What Could the IWCA Club Liaison Committee Do?
First, I think this committee could represent the interests of regional clubs in a more formal way at IWCA Board meetings. Not every club is represented on the Board and there needs to be someone who will ensure that your concerns and viewpoints are addressed completely and fairly. Second, the IWCA could have a regional clubs page on the website where members and nonmembers alike could see your activities such as shows, educational programs, and concerns involving rescue, legislation, or other issues. We are especially interested in highlighting the innovative things you are doing so that we can advertise and share your “best practices.” This could be as simple as a short description with a link to your website. Or you can develop something special. We also think this could serve to direct new members to your club (and ours!!) Third, we would like to encourage closer collaboration with the IWCA in sponsoring joint events. We know this may take some planning. But I think that the IWCA and the Board and its resources can be more helpful. Of course, I will work to be an advocate for obtaining approval for your specialties and encouraging membership—issues I know are important at the regional club level.
What are Some Possible Resources We Could Provide?

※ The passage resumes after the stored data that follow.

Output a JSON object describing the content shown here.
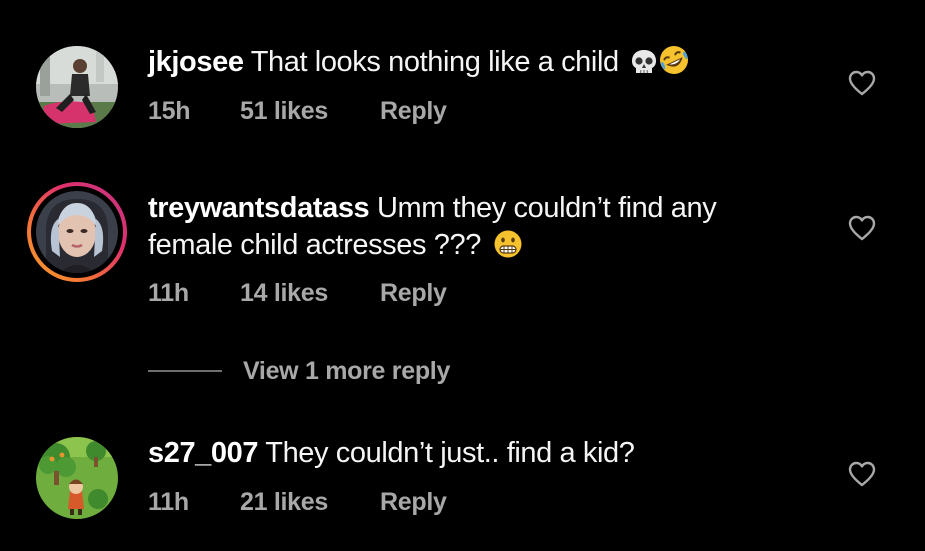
{
  "comments": [
    {
      "username": "jkjosee",
      "text": "That looks nothing like a child",
      "emojis": [
        "skull-emoji",
        "rolling-laughing-emoji"
      ],
      "time": "15h",
      "likes": "51 likes",
      "reply": "Reply",
      "has_story": false
    },
    {
      "username": "treywantsdatass",
      "text": "Umm they couldn’t find any female child actresses ???",
      "emojis": [
        "grimacing-emoji"
      ],
      "time": "11h",
      "likes": "14 likes",
      "reply": "Reply",
      "has_story": true
    },
    {
      "username": "s27_007",
      "text": "They couldn’t just.. find a kid?",
      "emojis": [],
      "time": "11h",
      "likes": "21 likes",
      "reply": "Reply",
      "has_story": false
    }
  ],
  "view_more_replies": "View 1 more reply",
  "colors": {
    "background": "#000000",
    "primary_text": "#f5f5f5",
    "secondary_text": "#a8a8a8",
    "story_ring_start": "#f9a428",
    "story_ring_end": "#c13584"
  }
}
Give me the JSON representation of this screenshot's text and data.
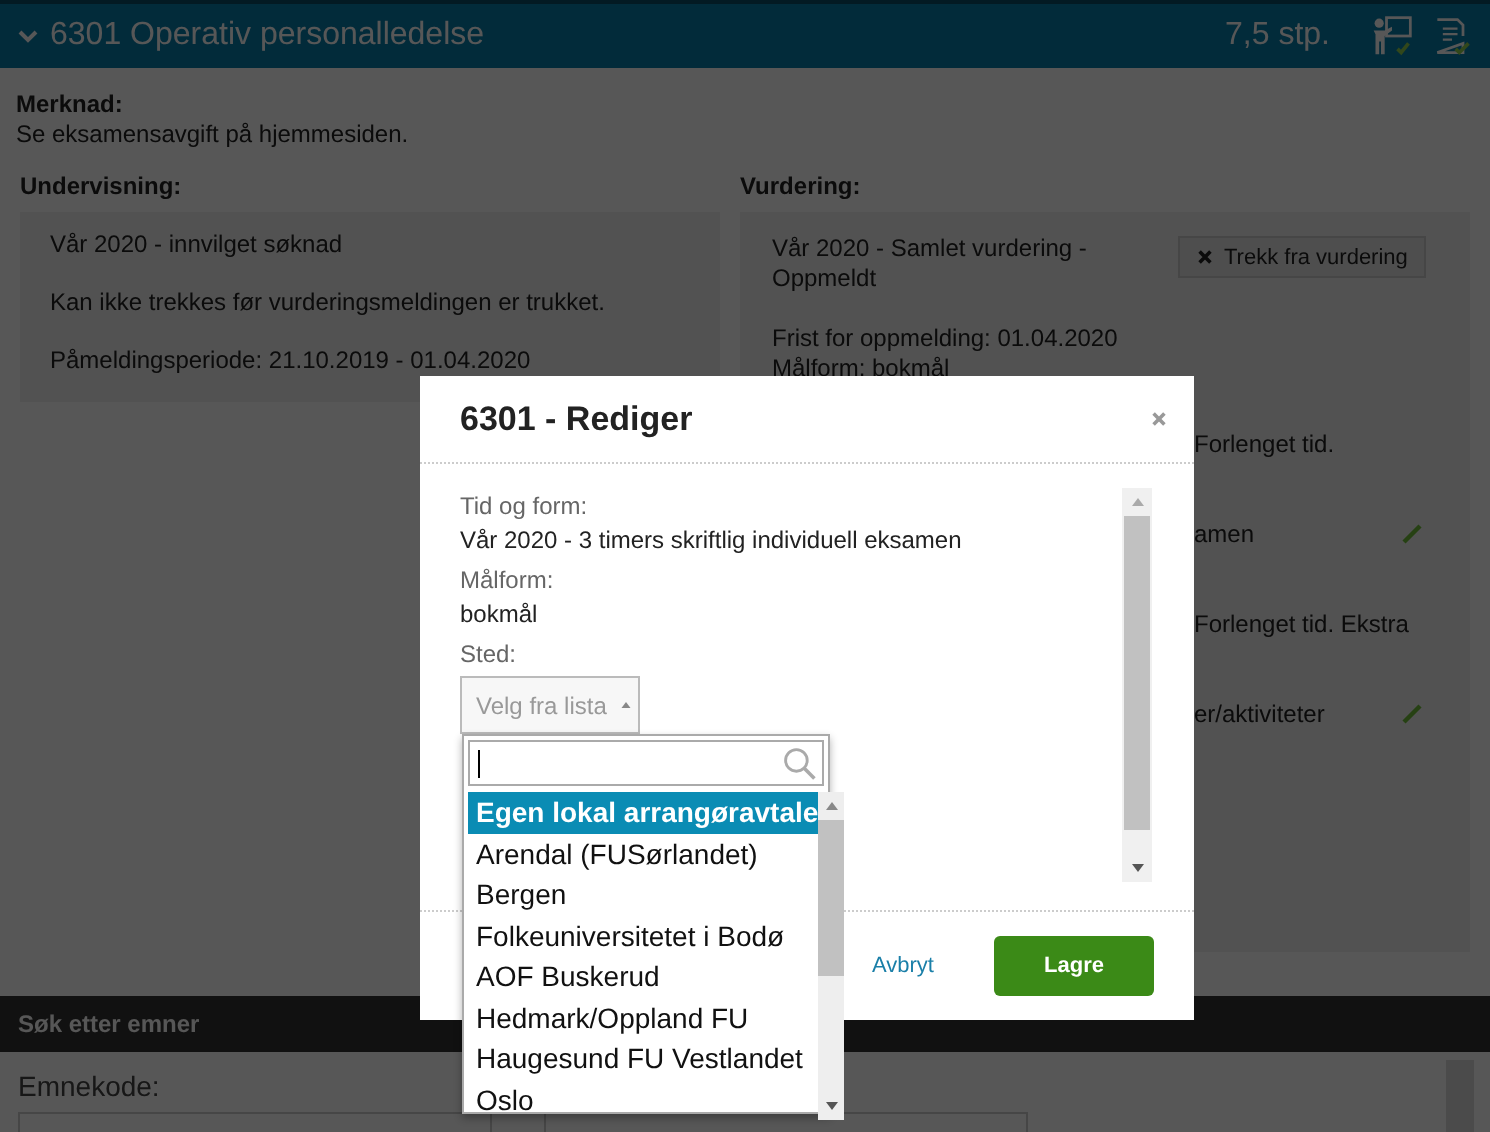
{
  "course": {
    "title": "6301 Operativ personalledelse",
    "credits": "7,5 stp.",
    "expanded": true
  },
  "note": {
    "label": "Merknad:",
    "text": "Se eksamensavgift på hjemmesiden."
  },
  "teaching": {
    "heading": "Undervisning:",
    "lines": [
      "Vår 2020 - innvilget søknad",
      "Kan ikke trekkes før vurderingsmeldingen er trukket.",
      "Påmeldingsperiode: 21.10.2019 - 01.04.2020"
    ]
  },
  "assessment": {
    "heading": "Vurdering:",
    "title": "Vår 2020 - Samlet vurdering - Oppmeldt",
    "lines": [
      "Frist for oppmelding: 01.04.2020",
      "Målform: bokmål"
    ],
    "withdraw_button": "Trekk fra vurdering",
    "details": [
      {
        "text": "Forlenget tid.",
        "editable": false
      },
      {
        "text": "amen",
        "editable": true
      },
      {
        "text": "Forlenget tid. Ekstra",
        "editable": false
      },
      {
        "text": "er/aktiviteter",
        "editable": true
      }
    ]
  },
  "search": {
    "heading": "Søk etter emner",
    "field_label": "Emnekode:"
  },
  "dialog": {
    "title": "6301 - Rediger",
    "fields": [
      {
        "label": "Tid og form:",
        "value": "Vår 2020 - 3 timers skriftlig individuell eksamen"
      },
      {
        "label": "Målform:",
        "value": "bokmål"
      }
    ],
    "place": {
      "label": "Sted:",
      "placeholder": "Velg fra lista",
      "open": true,
      "options": [
        {
          "label": "Egen lokal arrangøravtale",
          "selected": true
        },
        {
          "label": "Arendal (FUSørlandet)",
          "selected": false
        },
        {
          "label": "Bergen",
          "selected": false
        },
        {
          "label": "Folkeuniversitetet i Bodø",
          "selected": false
        },
        {
          "label": "AOF Buskerud",
          "selected": false
        },
        {
          "label": "Hedmark/Oppland FU",
          "selected": false
        },
        {
          "label": "Haugesund FU Vestlandet",
          "selected": false
        },
        {
          "label": "Oslo",
          "selected": false
        }
      ]
    },
    "cancel": "Avbryt",
    "save": "Lagre"
  }
}
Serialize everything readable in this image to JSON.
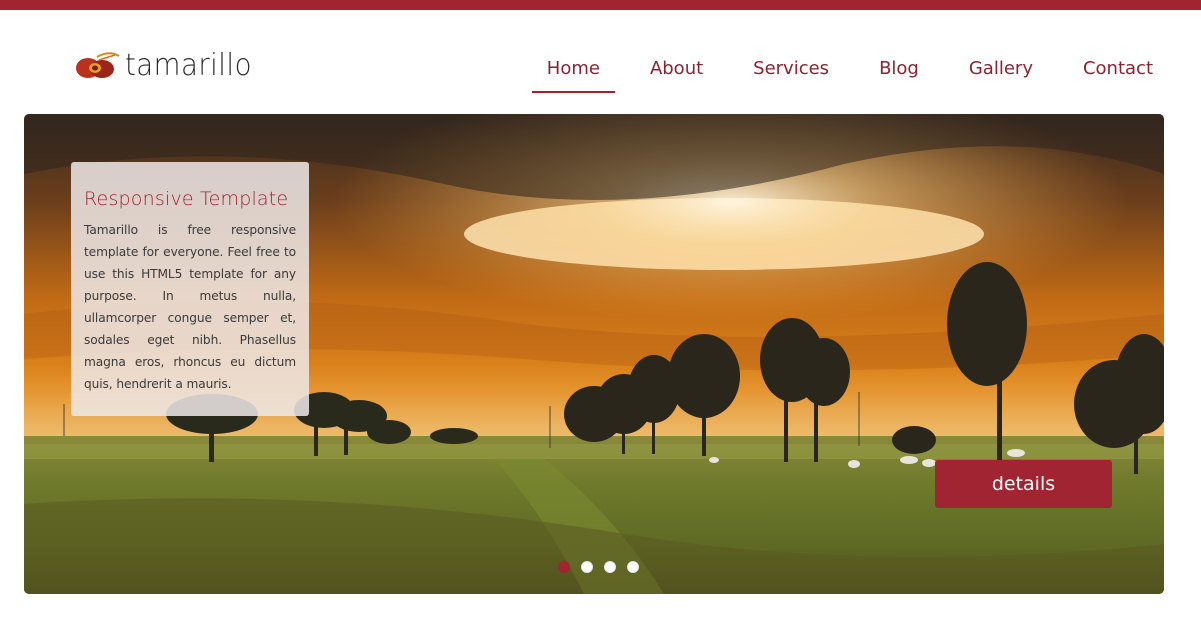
{
  "brand": {
    "name": "tamarillo",
    "accent_color": "#a02431"
  },
  "nav": {
    "items": [
      {
        "label": "Home",
        "active": true
      },
      {
        "label": "About",
        "active": false
      },
      {
        "label": "Services",
        "active": false
      },
      {
        "label": "Blog",
        "active": false
      },
      {
        "label": "Gallery",
        "active": false
      },
      {
        "label": "Contact",
        "active": false
      }
    ]
  },
  "hero": {
    "caption_title": "Responsive Template",
    "caption_text": "Tamarillo is free responsive template for everyone. Feel free to use this HTML5 template for any purpose. In metus nulla, ullamcorper congue semper et, sodales eget nibh. Phasellus magna eros, rhoncus eu dictum quis, hendrerit a mauris.",
    "details_label": "details",
    "slide_count": 4,
    "active_slide": 1
  }
}
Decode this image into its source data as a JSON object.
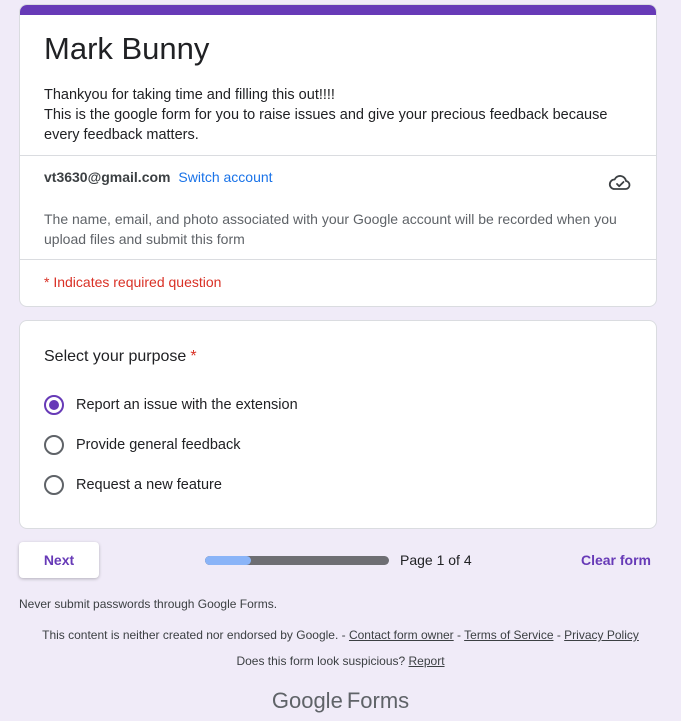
{
  "header": {
    "title": "Mark Bunny",
    "description_line1": "Thankyou for taking time and filling this out!!!!",
    "description_line2": "This is the google form for you to raise issues and give your precious feedback because every feedback matters.",
    "account_email": "vt3630@gmail.com",
    "switch_account": "Switch account",
    "notice": "The name, email, and photo associated with your Google account will be recorded when you upload files and submit this form",
    "required_note": "* Indicates required question",
    "accent_color": "#673ab7"
  },
  "question": {
    "title": "Select your purpose",
    "required_mark": "*",
    "options": [
      {
        "label": "Report an issue with the extension",
        "selected": true
      },
      {
        "label": "Provide general feedback",
        "selected": false
      },
      {
        "label": "Request a new feature",
        "selected": false
      }
    ]
  },
  "nav": {
    "next_label": "Next",
    "page_label": "Page 1 of 4",
    "progress_fraction": 0.25,
    "clear_label": "Clear form"
  },
  "footer": {
    "never_submit": "Never submit passwords through Google Forms.",
    "endorse_text": "This content is neither created nor endorsed by Google. - ",
    "contact_owner": "Contact form owner",
    "sep1": " - ",
    "terms": "Terms of Service",
    "sep2": " - ",
    "privacy": "Privacy Policy",
    "suspicious_text": "Does this form look suspicious? ",
    "report": "Report",
    "logo_google": "Google",
    "logo_forms": "Forms"
  }
}
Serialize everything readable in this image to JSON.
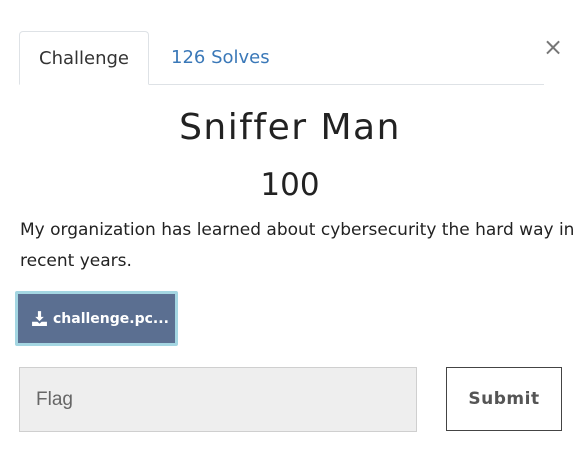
{
  "tabs": [
    {
      "label": "Challenge",
      "active": true
    },
    {
      "label": "126 Solves",
      "active": false
    }
  ],
  "close_label": "×",
  "challenge": {
    "name": "Sniffer Man",
    "value": "100",
    "description": "My organization has learned about cybersecurity the hard way in recent years.",
    "file_label": "challenge.pc..."
  },
  "form": {
    "flag_placeholder": "Flag",
    "flag_value": "",
    "submit_label": "Submit"
  },
  "colors": {
    "accent_link": "#3a78b8",
    "file_button_bg": "#5b6f91",
    "file_button_border": "#a4d6e2",
    "input_bg": "#eeeeee"
  },
  "icons": {
    "file": "download-icon",
    "close": "close-icon"
  }
}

We believe that by sharing information, the IWCA website can provide useful information to all clubs. For example, some members have said that it would be helpful to have a spreadsheet listing all the judges from all U.S. specialties for the past 10 years or so. This would make it easier to identify, plan for, and select judges for future specialties and avoid repeating judges who have recent assignments elsewhere. It would also be useful to share information about lesser known judges who did a great job. If any of you has a list for your club already, we would appreciate receiving a copy so that we can build the spreadsheet.
Another resource is to have an information table of current regional club officers—or at least Presidents. You would think that this information is readily available, but surprisingly it isn’t. You will find at the end of this letter a table. Would you please check the information and see if it is complete and correct? If you are willing, we would like to at least publish your contact information on the IWCA website. If you would prefer that your information not be included, just let me know.
During the recent IWCA election, I was a member of the Protect and Involve candidate team which endorsed a strategic plan (www.IW-Protect-Involve.com). Our third goal and objectives are:
“Encourage Regional Irish Wolfhound Clubs”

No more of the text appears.